Indo-Austronesian

The Indo-Austronesian Hypothesis

I've decided to make a web-page in which I put the information about my proposal that Indo-European and Austronesian language families share a common ancestor. I realize my arguments are on borders with pseudoscience, but, let's face it, all the great scientific ideas start that way, especially in linguistics. Maybe some expert will read this and pursue my ideas.

ATTENTION: Some of the opinions stated in the following text are contrary to the mainstream science. I will not advise you to read it if you don't have a substantial background in linguistics. I am not a conspiracy theorist who wants to bombard people with controversial statements they don't know how to evaluate, and I am not denying it is possible my work is to historical linguistics what Anatoly Fomenko's work is to history. If you are ready to read it, click here.

Here are the words from the Swadesh list which I consider to be potential cognates between Proto-Indo-European and Proto-Austronesian:
*treys (three)-*telu (three)
*ronk Compare Lithuanian "ranka" (hand). (hand)-*lima (hand/five)
*ser (to flow)-*qalur (to flow)
*skend (skin)-*qanic (skin)
*stemb^h (to walk)-*qaqay (foot)
*smew (smoke)-*qabu (ash)
*serw Compare Latin "servus" (watchman). (to watch)-*qalayaw (day)
*sal (salt)-*qasira (salt)
*b^has (to talk)-*baqbaq (mouth)
*b^hewg^h (bow)-*busur (bow)
*b^her (to give birth)-*bay (woman)
*dwoh₁ (two)-*dusa (two)
*dyews (sky)-*daya (upwards/height/sky)
*danu (river)-*danaw (lake)
*dng^jhuh₂ (tongue)-*dilaq (tongue)
*delh₁ (wide)-*dempad (wide)
*eg^joh₂ (I)-*aku (I)
*men (to think)-*nemnen (to think)
*h₁nomn (name) could perhaps be a cognate to Proto-Polynesian *hingoa (also meaning "name", but that root isn't attested outside of Polynesian)
The regular sound correspondences are somewhat hard to establish. Ones that appear obvious are s:q, r:l, b^h:b and d:d.
People might think that there are not any actual correspondences and that what I find are just coincidences. But think of it this way: I have found a simple sound law (that PIE *s corresponds to PAN *q), and there are seven examples of that on the Swadesh list. What’s the probability of that if those languages are not actually related? We are mostly dealing with 2-consonantal roots here. Let's be generous and say I allowed myself the semantic drift of 3 words. Both proto-languages have about 20 consonants. So, if the word in PIE has an *s, the probability that I find a word in PAN in which PIE *s corresponds to PAN *q is 1-(1-(1-(1/20))^3)^2=26%. Swadesh list has 100 words, so we can expect that 100/20=5 words where the first consonant in PAN is *q, and 5 words where the second consonant is *q, so that there are 10 words where PIE *s can potentially correspond to PAN *q. The probability that the rule coincidentally works in 7/10 words is 1-((1-0.26^(7-1))^10)=0.31%. The probability of finding such a pattern in two truly unrelated languages is 1-(1-0.0031)^20=6%. That's pretty low.

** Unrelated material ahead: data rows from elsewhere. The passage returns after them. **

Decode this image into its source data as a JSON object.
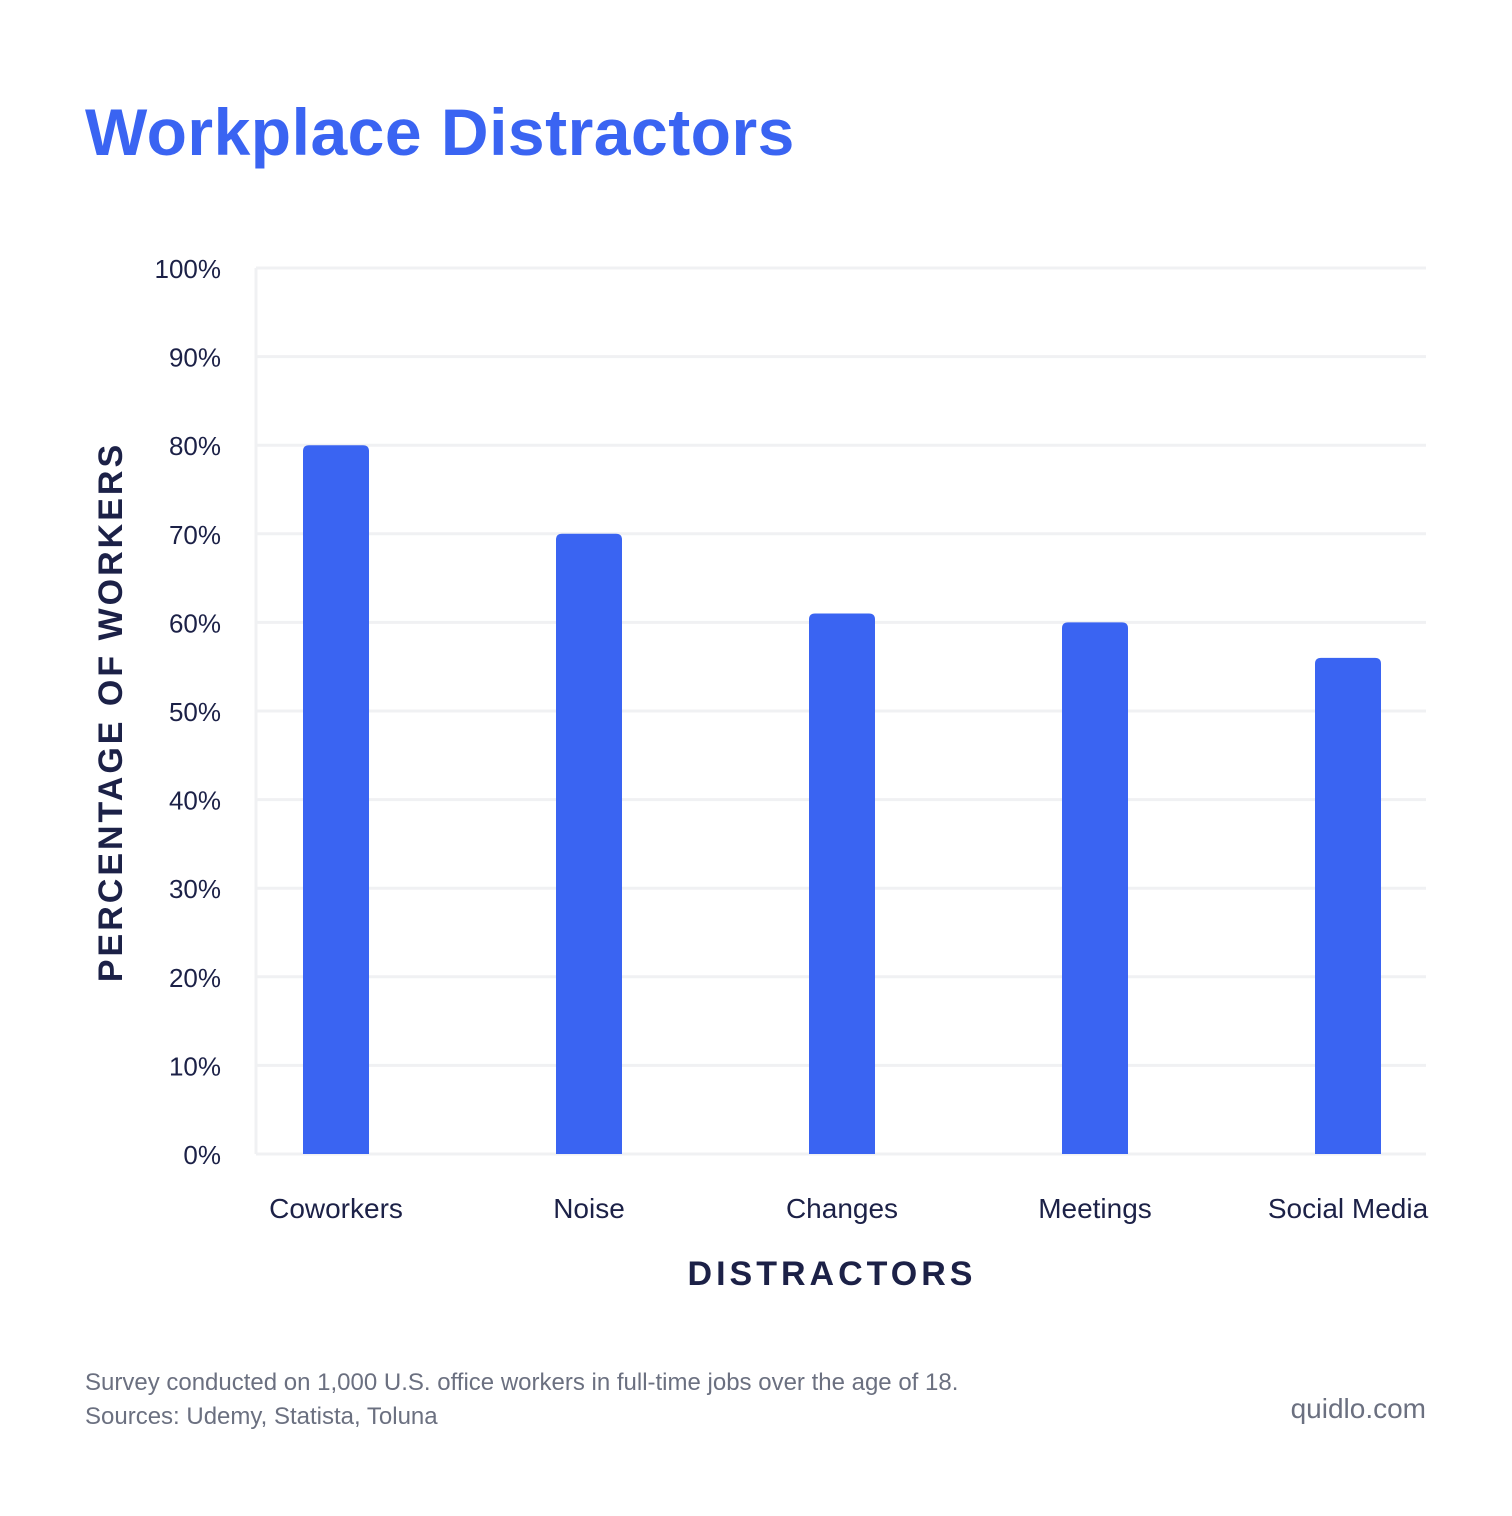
{
  "chart_data": {
    "type": "bar",
    "title": "Workplace Distractors",
    "categories": [
      "Coworkers",
      "Noise",
      "Changes",
      "Meetings",
      "Social Media"
    ],
    "values": [
      80,
      70,
      61,
      60,
      56
    ],
    "xlabel": "DISTRACTORS",
    "ylabel": "PERCENTAGE OF WORKERS",
    "ylim": [
      0,
      100
    ],
    "yticks": [
      0,
      10,
      20,
      30,
      40,
      50,
      60,
      70,
      80,
      90,
      100
    ],
    "ytick_labels": [
      "0%",
      "10%",
      "20%",
      "30%",
      "40%",
      "50%",
      "60%",
      "70%",
      "80%",
      "90%",
      "100%"
    ],
    "grid": true,
    "legend": "none"
  },
  "colors": {
    "bar": "#3a64f2",
    "title": "#3a64f2",
    "axis_text": "#1c2147",
    "grid": "#f0f1f3",
    "footnote": "#6b7080"
  },
  "footnote": {
    "line1": "Survey conducted on 1,000 U.S. office workers in full-time jobs over the age of 18.",
    "line2": "Sources: Udemy, Statista, Toluna"
  },
  "brand": "quidlo.com"
}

That would be it! If you want to discuss my theory, go to the "Croatian Toponyms" forum thread I've linked to on the left. I'd like to have some educated supporters (though I realize that's unlikely). Remember, it's easy to criticize science, most scientific theories are wrong. What's hard is to contribute to some scientific theory so that it bears more explanatory power or to make a new one with more explanatory power than the existing ones.

UPDATE on 05/04/2025: You know what, I withdraw the statements I made above. I think that it is committing the fallacy of doing calculations making wildly unrealistic linguistic assumptions. For example, it is assuming the collision entropy of a consonant in an average language is around log₂(20) bits per symbol. It is not, it is far from it. The collision entropy of a single consonant in the English language, as can be measured using the methods I described elsewhere, around log₂(11) bits per symbol. Just by taking that into account, the probability of finding a single word in which Proto-Indo-European *s corresponds to Proto-Austronesian *q increases from 26% to 93.82%. And the probability of finding 7 such words on the Swadesh List increases from 0.31% to 99%. The p-value of the pattern that PIE *s corresponds to PAN *q is almost 100%. However, I still think that my alternative interpretation of the Croatian toponyms might be right, because the p-value of the k-r pattern in the Croatian river names seems to indeed be between 1/300 and 1/17, as the computer simulations adjusted for real-world data suggest that.